Opinião

A Era da Mentira Digital

Mentira digital não tem perna curta. Imagens, vídeos e documentos podem ser falsificados de tal forma que a verdade fique sufocada tempo suficiente para nem ser mais considerada como hipótese válida. 
O uso da ironia “viralizou” e falar das coisas como elas eram não tem mais sentido no ambiente público digital que chamamos genericamente de redes sociais. Como uma postagem pode ser verdadeira se não tem nenhuma curtida, ninguém comentou nem para atacar ou apoiar? Nessa nuvem de dados com centenas de plataformas as informações são publicadas anonimamente, porque contrariando o princípio constitucional do Estado de Direito brasileiro, não é preciso se identificar como cidadão para entrar no debate público promovido em tempo real no Twitter, Facebook, Instagram, Youtube, ou outros menos conhecidos. 
A liberdade de expressão não é absoluta nas regras previstas na nossa Carta Magna de 1988, devendo se sujeitar ao impedimento do anonimato, bem como punir eventuais ofensores das regras civilizatórias a pagarem o preço de injúrias e difamações. Legislar sobre o funcionamento da Internet é um imperativo do Congresso Nacional, mas não para censurar os debates nas redes sociais e sim para responsabilizar aqueles que cometerem abusos.
Não é possível impedir  que uma notícia falsa se torne conhecida do público, porque para fazer isso seria necessário submeter todas as publicações a filtros que necessariamente implicariam em cerceamento da liberdade de expressão. Mas é perfeitamente constitucional impor as plataformas de comunicação em rede pela internet que identifiquem civilmente seus usuários, inclusive impedindo que crianças adolescentes tenham acesso a determinados conteúdos, por serem inimputáveis criminalmente. 
Não há como impedir que notícias falsas redirecionem as intenções de voto, transformando azarões excluídos do ambiente político e comunitário em funcionários públicos imbuídos de mandato eletivo.

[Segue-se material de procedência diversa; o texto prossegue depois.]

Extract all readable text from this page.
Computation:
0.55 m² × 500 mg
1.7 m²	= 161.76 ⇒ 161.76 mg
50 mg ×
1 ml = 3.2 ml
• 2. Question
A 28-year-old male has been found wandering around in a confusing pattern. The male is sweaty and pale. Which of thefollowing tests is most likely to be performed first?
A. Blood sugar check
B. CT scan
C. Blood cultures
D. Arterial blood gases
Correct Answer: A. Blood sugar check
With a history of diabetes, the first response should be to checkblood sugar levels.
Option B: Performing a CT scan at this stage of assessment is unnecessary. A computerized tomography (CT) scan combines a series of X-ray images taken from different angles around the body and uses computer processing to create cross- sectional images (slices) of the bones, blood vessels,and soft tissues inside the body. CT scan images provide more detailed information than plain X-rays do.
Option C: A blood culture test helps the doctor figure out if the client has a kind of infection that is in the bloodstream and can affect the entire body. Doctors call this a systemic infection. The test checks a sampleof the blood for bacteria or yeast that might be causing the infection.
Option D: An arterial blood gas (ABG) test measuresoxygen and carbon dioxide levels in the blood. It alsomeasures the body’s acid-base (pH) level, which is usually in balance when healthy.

Mas ao identificar os responsáveis pela criação do material de comunicação que dissemina notícia falsa é possível responsabilizar criminalmente as fontes propagadoras de mensagens automáticas, massificadas e direcionadas por mineração de público, que visam destruir reputações e criar narrativas em série visando promover visões equivocadas da realidade. 
Na prática a legislação brasileira precisaria obrigar o Facebook a recadastrar todos os usuários que acessarem a plataforma dentro do território nacional, identificando-os civilmente, além de criar uma regra para que novos usuários sejam submetidos a um cadastro que exija a comprovação da identidade civil dos inscritos. Nesse novo ambiente de redes sociais será possível fazer qualquer coisa com toda a liberdade, mas usuários estarão sempre sujeitos a serem responsabilizados pelo abuso da liberdade de expressão, como ocorre por exemplo, quando alguém vai até um canal de televisão e faz um discurso de ódio ou apologia ao crime. Sem uma legislação que obrigue a identificação civil dos usuários, as plataformas continuarão a ser o que são, terra de ninguém, onde é possível inclusive criar “tsunamis digitais” para destruir reputações com o uso de robôs, como fazem os grupos militantes que apoiam partidos políticos e líderes populistas. 
As democracias do mundo todo estão ameaçadas pela guerra de informação que disputa a posse da verdade dos fatos. Hoje é perfeitamente possível criar um vídeo com um adversário cometendo um crime e distribuí-lo anonimamente nas redes sociais de forma viral, atribuindo-lhe valor pela quantidade de adesões automáticas e robotizadas a ideologia política que se pretende combater ou defender. Numa eleição que ocorre oficialmente em 90 dias é totalmente viável desenvolver diversos conteúdos multimídia temáticos direcionados para inflamar a ira de segmentos da sociedade particularmente incapazes de distinguir entre a realidade dos fatos e os fatos que parecem reais.
A justiça eleitoral brasileira funciona como as antigas lojas de revelação de fotografias, que pediam prazo para transformar o filme captado em imagens impressas. Enquanto os tribunais analisam as denúncias  os governantes são empossados e assumem o poder com todas as garantias de foro privilegiado e imunidade que decorrem do exercício político no Brasil. Não existirão eleições limpas enquanto qualquer criminoso puder criar uma conta digital e operá-la sem ser identificado civilmente e responsabilizado pelos crimes que eventualmente cometer.